While the prospect of instant Bitcoin transactions of any sort rightfully arouses suspicion among many, Jonathan is confident in his system’s ability to prevent or detect attempts to defaud his service by double-spending. The basic principles behind how his system works make sense. Double spend attempts on instant transactions work by first sending a transaction as directly to the receiver as possible and then soon after that sending the same transaction but with yourself rather than the receiver as an output to as many other nodes as possible. The attacker is hoping that the receiver will see the first transaction and accept it as payment but then the second transaction will drown out the first throughout the network as a whole, and ultimately get included in the blockchain, rendering the first transaction invalid. Zipconf’s software stack attempts to prevent this in two ways. First of all, it broadcasts the first transaction as loudly as possible as soon as it gets it, reducing the chance that a double spend will be successful. Transactions also always include a small fee to encourage miners to quickly confirm the transaction into the blockchain, adding a further line of defense. Second, Zipconf is willing to compromise slightly on being instant, waiting 5-10 seconds after receiving a transaction to listen for double spend attempts before finally accepting it.

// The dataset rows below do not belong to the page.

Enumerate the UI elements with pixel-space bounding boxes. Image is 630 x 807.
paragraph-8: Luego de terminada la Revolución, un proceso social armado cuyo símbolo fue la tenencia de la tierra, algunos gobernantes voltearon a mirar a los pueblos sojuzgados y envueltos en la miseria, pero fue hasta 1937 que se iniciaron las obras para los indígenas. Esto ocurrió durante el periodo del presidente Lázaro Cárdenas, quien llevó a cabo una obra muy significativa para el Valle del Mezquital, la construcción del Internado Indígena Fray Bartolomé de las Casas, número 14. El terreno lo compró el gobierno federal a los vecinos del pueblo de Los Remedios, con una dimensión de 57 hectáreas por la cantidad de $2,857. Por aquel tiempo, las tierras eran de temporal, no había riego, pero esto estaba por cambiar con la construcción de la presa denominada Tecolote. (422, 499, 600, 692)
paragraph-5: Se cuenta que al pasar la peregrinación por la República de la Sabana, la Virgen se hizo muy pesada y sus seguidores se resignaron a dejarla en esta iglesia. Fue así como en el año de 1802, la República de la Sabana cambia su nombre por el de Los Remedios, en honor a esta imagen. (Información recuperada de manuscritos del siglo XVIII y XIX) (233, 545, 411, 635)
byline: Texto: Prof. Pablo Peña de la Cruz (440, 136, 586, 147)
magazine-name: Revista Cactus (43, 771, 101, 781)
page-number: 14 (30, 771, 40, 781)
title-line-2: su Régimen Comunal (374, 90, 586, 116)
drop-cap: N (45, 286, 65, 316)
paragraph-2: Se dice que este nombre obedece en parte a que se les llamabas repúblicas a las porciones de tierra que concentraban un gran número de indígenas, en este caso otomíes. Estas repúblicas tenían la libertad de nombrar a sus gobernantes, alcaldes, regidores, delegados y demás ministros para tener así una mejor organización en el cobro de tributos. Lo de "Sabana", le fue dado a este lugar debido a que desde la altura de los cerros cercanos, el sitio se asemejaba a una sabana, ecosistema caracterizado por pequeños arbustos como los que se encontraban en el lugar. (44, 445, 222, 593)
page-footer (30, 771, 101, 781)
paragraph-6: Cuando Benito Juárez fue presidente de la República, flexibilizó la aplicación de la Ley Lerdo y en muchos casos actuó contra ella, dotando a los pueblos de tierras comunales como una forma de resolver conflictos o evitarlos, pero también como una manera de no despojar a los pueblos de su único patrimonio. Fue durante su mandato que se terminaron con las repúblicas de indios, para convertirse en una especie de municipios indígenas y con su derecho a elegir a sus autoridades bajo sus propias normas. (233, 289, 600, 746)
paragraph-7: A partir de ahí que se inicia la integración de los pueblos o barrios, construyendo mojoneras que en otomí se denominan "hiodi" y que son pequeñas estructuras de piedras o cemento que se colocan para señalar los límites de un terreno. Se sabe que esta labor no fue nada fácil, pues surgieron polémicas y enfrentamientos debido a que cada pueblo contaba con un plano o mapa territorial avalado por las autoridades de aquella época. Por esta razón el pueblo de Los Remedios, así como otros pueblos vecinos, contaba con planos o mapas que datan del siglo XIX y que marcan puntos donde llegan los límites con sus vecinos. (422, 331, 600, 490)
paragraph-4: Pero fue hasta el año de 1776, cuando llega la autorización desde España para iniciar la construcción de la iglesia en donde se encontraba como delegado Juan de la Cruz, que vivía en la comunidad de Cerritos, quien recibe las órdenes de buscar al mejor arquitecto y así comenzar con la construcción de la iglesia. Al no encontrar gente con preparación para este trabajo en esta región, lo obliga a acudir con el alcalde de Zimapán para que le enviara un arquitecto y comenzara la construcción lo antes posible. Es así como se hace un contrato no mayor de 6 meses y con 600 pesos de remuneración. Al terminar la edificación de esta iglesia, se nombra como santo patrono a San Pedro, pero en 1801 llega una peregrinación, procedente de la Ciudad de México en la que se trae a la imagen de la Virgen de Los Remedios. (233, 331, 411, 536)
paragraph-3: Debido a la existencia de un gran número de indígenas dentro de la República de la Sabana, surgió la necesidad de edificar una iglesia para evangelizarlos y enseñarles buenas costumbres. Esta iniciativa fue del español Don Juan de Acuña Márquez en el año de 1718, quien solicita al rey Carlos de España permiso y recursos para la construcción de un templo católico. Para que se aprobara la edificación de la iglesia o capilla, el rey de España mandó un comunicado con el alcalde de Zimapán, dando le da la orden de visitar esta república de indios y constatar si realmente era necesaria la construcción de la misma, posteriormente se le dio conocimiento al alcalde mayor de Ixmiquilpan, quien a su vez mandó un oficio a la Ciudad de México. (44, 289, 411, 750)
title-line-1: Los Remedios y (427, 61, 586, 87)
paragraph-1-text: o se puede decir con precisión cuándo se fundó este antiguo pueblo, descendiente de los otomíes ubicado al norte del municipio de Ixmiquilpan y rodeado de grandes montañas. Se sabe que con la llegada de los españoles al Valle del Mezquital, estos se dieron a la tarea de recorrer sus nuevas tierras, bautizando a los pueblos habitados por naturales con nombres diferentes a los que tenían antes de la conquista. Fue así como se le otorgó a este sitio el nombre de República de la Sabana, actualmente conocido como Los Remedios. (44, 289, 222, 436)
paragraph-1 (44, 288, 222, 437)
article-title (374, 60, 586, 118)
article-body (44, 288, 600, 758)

By then, the transaction will have spread to much of the network and it is nearly impossible for a second, conflicting transaction to get a foothold.
There are of course many special cases to deal with as well, but Jonathan believes that his software stack will be able to handle them. Code is in place to deal with block reorganizations and occasional glitches in the network, and he has been working with the owner of Slush, the third largest mining pool, to ensure that his transactions will always be included in blocks. “We’ve been developing this based on edge cases for 6 months,” Jonathan reassures, “including extensive testing ourselves, trying to break it. We’ve found some very simple, and also some very clever ways to avoid risk.” At the moment ZipConf is in private beta testing and will be officially launched around next week.
As for use cases for such a service, there are several possibilities. Arbitrageurs and speculators, Bitcoin investors catching market swings and earning a profit by correcting price differences between different exchanges, will of course be Zipconf’s most profitable customers. Aside from that, there is a partner API through which sites which hold bitcoins for their users (eg. wallets, commerce/auction site accounts) will be able to allow their users to instantly withdraw to Bitcoin exchanges. And, finally, Jonathan admits, “the most important use case is impatience.”
Although the service does not have nearly as solid a footing of compelling use cases as BitInstant as it stands, what may be its salvation is that it simply does not need to. While BitInstant must deal with money services licensing and relationships with banking partners across many countries, Zipconf stays entirely within the Bitcoin economy, and will thus be able to keep its costs much lower. The upfront work is already done; the core software stack is well-tested and Zipconf has already signed up multiple arbitrageurs and potential partners, so even if users turn out to be less impatient and arbitrage less lucrative than Jonathan had hoped and no other use cases reveal themselves to pick up the tab the service will still keep operating at a profit even with very minimal volume. But there is cause for hope too, as plans to expand Zipconf’s range of services are already underway. Finally, perhaps where Zipconf shines the most is not even in the practical applications that its current implementation lends itself to facilitating, but rather as a proof of concept, a demonstration of the principle that whatever limitations Bitcoin may have are not fatal – Bitcoin is merely a bottom layer protocol, and whether the issue is speed, consumer protection, anonymity or whatever else the community demands, it can always be overcome by adding another layer on top.